Ich habe einige Zeit damit verbracht euch zu beobachten wie ihr auf Ereignisse in eurem Umfeld reagiert, wie ihr mit Begegnungen, mit Meldungen die euch erreichen, mit dem ganzen von außen kommenden Eindrücken umgeht. Dabei ist mir ganz stark bewußt geworden, dass ihr immer zwei Möglichkeiten habt. Entweder ihr nehmt diese von außen auf euch einströmenden Eindrücke als die euren an, oder ihr tut es eben nicht. Wenn ihr sie annehmt, dann passiert etwas sehr Interessantes. Viele der irdischen Menschen nehmen diese Eindrücke als ihre Wahrheit an. Warum das so ist, das konnte ich nicht ergründen, jedoch habe ich bemerkt, dass viele damit wesentlich leichter umgehen können als den eigenen – von innen kommenden – Impulsen zu vertrauen. Das was von außen kommt wird als wahr genommen, weil es in euren Medien immer wieder wiederholt wird, weil es auch ‚die Anderen‘ sagen, oder auch weil es dem entspricht was als ‚die allgemeine Meinung‘ bezeichnet werden kann. Wenn diese dann übernommen wird, es auch als die eigene Meinung angenommen wird, dann fühlt ihr euch oft unwohl dabei. Es entstehen Gefühle, die für euch oft nicht zuordenbar sind. Und wenn dies doch der Fall ist, dann negiert ihr sie, geht einfach über sie hinweg, denn ihr geht davon aus, dass das was da von Außen zu euch gekommen ist der Wahrheit entspricht. Warum vertraut ihr euren eigenen Gefühlen so wenig? Dies ist die Frage, die ich mir immer wieder – und dies verstärkt in diesen letzten Phasen des gesamten Prozesses – gestellt habe.

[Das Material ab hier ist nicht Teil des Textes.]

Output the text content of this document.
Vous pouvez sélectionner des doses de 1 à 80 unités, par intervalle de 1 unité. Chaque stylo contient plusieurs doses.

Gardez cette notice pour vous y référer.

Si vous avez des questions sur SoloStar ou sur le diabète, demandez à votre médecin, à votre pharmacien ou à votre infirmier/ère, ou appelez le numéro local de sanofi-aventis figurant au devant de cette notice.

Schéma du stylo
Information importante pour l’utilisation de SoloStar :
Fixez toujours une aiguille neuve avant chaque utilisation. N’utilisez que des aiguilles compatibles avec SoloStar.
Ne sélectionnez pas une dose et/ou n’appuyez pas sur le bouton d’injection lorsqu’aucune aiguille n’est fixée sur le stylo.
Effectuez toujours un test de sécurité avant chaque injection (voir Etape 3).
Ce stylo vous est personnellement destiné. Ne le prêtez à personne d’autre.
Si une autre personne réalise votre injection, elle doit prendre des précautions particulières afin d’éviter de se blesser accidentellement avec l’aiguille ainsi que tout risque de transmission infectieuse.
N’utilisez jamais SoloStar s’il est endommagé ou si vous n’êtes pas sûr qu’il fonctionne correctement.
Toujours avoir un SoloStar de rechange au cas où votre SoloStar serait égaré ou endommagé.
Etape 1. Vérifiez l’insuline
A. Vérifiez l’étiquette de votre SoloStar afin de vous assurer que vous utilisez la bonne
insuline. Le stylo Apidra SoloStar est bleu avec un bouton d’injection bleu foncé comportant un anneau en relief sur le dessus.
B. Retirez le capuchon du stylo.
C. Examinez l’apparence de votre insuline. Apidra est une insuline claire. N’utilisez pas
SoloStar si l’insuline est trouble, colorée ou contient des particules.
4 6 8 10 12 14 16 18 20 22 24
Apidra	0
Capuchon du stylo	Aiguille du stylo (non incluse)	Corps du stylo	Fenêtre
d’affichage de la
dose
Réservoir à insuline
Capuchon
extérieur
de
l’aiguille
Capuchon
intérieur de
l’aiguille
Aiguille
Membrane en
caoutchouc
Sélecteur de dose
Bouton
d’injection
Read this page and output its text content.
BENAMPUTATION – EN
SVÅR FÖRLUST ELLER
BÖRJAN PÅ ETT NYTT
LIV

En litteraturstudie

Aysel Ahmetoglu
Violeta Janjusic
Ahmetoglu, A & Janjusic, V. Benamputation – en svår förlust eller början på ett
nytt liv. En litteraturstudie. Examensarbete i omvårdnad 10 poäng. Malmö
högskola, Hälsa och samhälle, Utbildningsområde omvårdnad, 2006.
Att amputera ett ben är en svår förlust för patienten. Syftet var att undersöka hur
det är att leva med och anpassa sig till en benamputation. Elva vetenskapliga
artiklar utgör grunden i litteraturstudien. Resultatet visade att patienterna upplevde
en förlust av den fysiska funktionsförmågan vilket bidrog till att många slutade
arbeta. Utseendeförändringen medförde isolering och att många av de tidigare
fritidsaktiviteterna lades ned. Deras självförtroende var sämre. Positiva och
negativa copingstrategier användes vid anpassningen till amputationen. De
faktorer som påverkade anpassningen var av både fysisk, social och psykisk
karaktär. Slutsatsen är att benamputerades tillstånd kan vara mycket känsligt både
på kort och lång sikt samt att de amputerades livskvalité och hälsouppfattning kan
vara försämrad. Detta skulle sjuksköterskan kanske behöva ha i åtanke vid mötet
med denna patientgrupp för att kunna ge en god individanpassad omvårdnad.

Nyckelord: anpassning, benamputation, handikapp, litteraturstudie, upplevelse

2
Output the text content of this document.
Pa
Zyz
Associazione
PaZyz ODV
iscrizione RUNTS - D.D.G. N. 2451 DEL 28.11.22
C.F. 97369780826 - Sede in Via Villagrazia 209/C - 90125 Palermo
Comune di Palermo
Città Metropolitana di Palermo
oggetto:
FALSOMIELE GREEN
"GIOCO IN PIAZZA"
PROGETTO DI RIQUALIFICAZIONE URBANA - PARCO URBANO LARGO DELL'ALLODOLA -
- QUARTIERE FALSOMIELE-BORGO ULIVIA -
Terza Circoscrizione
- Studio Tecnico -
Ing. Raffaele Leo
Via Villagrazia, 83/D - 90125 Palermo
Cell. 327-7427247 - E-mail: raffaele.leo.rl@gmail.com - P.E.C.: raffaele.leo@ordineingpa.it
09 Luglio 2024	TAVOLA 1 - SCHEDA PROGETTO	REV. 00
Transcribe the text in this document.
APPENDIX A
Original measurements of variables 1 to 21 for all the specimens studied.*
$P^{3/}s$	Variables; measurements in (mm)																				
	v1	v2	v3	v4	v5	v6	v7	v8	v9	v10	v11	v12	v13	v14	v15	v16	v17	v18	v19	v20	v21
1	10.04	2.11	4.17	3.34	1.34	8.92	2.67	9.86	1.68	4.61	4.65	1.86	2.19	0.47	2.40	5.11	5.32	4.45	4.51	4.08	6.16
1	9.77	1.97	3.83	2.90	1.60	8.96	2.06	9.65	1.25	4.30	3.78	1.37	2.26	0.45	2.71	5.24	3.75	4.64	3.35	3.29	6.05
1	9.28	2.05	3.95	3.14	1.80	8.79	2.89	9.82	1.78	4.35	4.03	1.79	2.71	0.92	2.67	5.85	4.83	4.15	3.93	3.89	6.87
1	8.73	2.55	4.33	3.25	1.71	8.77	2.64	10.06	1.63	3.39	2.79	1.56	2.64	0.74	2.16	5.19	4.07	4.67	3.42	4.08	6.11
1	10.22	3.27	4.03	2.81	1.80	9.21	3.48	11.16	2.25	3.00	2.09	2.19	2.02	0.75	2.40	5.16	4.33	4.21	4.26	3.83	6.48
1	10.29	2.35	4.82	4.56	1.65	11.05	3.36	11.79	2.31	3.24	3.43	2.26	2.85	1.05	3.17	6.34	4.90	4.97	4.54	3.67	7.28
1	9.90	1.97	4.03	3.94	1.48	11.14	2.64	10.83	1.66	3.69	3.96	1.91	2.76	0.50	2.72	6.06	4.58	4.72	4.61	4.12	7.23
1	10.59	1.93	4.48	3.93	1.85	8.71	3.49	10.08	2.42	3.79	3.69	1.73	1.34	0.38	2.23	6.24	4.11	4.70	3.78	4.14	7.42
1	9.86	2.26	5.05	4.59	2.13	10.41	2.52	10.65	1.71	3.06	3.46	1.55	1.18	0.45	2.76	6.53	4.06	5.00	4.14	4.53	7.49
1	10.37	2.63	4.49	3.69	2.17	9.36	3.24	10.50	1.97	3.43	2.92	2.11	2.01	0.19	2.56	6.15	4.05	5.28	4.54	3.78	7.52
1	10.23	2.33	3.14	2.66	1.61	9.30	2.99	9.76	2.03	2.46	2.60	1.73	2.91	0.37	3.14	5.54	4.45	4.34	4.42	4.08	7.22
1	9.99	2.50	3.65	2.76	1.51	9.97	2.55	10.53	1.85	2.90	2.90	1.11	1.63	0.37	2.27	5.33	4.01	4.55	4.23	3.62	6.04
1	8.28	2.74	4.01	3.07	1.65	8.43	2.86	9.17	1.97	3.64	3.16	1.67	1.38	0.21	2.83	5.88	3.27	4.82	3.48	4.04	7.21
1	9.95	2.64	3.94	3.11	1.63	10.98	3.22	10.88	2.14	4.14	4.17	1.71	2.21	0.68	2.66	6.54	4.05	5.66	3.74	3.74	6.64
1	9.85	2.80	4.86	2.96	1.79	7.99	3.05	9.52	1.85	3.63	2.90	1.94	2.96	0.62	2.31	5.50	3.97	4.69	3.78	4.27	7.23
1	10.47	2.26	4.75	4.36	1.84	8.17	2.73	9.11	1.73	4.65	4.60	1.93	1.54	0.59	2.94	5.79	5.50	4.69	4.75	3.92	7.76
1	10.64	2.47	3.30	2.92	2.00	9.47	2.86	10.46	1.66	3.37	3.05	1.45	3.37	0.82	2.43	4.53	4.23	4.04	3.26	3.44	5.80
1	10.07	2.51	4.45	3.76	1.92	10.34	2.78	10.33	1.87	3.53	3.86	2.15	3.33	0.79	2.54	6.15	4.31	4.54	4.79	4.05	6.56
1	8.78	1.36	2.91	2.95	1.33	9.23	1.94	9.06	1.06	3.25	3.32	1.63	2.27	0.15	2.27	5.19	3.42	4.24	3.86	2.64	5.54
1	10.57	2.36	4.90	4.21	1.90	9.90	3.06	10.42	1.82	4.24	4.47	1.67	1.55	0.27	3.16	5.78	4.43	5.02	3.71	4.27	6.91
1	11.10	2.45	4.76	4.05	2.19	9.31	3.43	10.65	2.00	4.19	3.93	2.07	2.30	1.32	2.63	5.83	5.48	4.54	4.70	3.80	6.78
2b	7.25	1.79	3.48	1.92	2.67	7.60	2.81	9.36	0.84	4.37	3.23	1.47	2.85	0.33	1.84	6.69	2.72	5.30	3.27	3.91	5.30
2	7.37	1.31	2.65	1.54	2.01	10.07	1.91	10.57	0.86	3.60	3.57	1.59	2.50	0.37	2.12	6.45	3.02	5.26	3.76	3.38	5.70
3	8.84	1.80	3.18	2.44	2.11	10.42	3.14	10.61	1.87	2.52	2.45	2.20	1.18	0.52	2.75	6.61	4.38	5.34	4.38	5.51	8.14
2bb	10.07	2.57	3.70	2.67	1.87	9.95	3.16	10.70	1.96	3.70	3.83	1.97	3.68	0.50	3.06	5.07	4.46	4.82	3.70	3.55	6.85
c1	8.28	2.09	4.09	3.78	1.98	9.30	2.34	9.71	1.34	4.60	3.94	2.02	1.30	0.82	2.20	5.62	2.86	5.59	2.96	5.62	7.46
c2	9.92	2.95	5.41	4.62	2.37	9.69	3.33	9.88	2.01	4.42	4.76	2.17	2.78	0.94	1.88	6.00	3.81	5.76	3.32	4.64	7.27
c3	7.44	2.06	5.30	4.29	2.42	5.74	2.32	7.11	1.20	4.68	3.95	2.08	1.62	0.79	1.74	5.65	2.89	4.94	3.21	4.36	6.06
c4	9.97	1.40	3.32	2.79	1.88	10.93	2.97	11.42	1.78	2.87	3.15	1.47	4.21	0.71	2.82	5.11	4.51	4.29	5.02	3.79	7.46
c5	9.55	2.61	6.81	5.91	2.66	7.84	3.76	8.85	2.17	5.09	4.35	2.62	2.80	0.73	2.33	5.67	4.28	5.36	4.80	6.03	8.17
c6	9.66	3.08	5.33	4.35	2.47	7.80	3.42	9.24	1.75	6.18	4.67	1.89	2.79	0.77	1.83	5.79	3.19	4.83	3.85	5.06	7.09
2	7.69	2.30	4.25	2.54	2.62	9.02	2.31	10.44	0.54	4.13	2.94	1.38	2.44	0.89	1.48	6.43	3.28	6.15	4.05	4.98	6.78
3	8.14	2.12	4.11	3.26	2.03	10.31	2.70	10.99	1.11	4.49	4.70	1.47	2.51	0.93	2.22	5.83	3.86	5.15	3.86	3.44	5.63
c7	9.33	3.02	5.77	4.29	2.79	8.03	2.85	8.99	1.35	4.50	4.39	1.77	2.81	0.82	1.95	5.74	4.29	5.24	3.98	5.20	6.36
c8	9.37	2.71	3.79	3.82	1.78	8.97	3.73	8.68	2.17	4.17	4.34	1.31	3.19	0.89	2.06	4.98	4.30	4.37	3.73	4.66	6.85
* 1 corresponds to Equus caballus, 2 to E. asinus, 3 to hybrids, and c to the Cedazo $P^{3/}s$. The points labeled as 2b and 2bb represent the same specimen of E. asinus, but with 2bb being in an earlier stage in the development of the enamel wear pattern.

Mein Eindruck ist, dass viele Menschen sich einfach nicht mit sich selbst, mit den eigenen Empfindungen, den eigenen Gefühlen und den eigenen Gedanken beschäftigen wollen. Für viele ist es wesentlich leichter einfach das zu übernehmen was da kommt. Hier möchte ich euch sagen, dass die Wahrheit, eure ganz persönliche Wahrheit, immer von eurem Inneren kommt. Immer. Niemals von außen. Dieser inneren Wahrheit zu vertrauen, also sich selbst zu vertrauen, ist ein wichtiger Schritt in eurer Entwicklung. Die ganzen Ereignisse, wie immer sie sich auch im Außen für euch darstellen, sind sozusagen die Lektionen dafür auf euch selbst zu hören. Darauf acht zu geben, was euer Inneres dazu sagt. Und dies, mein Lieber, dies ist dann das was eure eigene Wahrheit ist.

Ich kann euch keine Anleitung dafür geben wie ihr Selbst-Vertrauen lernt. Doch eines kann ich tun und tue es auch. Ich kann euch sagen, dass der Schlüssel dafür die Selbstliebe ist. Wir, Inarda und ich, haben bisher das Wort ‚Liebe‘ kaum ausgesprochen – und das aus gutem Grund. Darauf wird nun Inarda näher eingehen.“

Inarda, die Eiolo sozusagen den Vortritt bei den Mitteilungen gelassen hatte, freute sich sichtlich – oder eher hörbar – darauf, dass sie nun genau auf dieses Thema eingehen darf.

„Ich bin sehr glücklich darüber, dass es sich nun ergeben hat, dass das Thema Liebe angesprochen wurde. Genau genommen werde ich fast ausschließlich über die Selbst-Liebe sprechen. Ich spreche nicht von der Liebe zu anderen Menschen, zu euren Partnern oder zu euren Kindern. Denn die Selbst-Liebe ist die Basis dessen, dass ihr jemanden lieben könnt. Wie sollt ihr einen anderen Mensch, oder ein anderes Wesen, voll und ganz lieben können wenn ihr euch selbst nicht liebt?“

Bereits seit meinen Jugendjahren begleitet mich ein Satz aus dem Buch „Liebe dich selbst“ von Walter Trobisch. Er spricht dabei von Selbstannahme: „Man kann nur einen anderen Menschen voll und ganz annehmen, wenn man sich selbst voll und ganz annimmt.“ – Dies als Anmerkung.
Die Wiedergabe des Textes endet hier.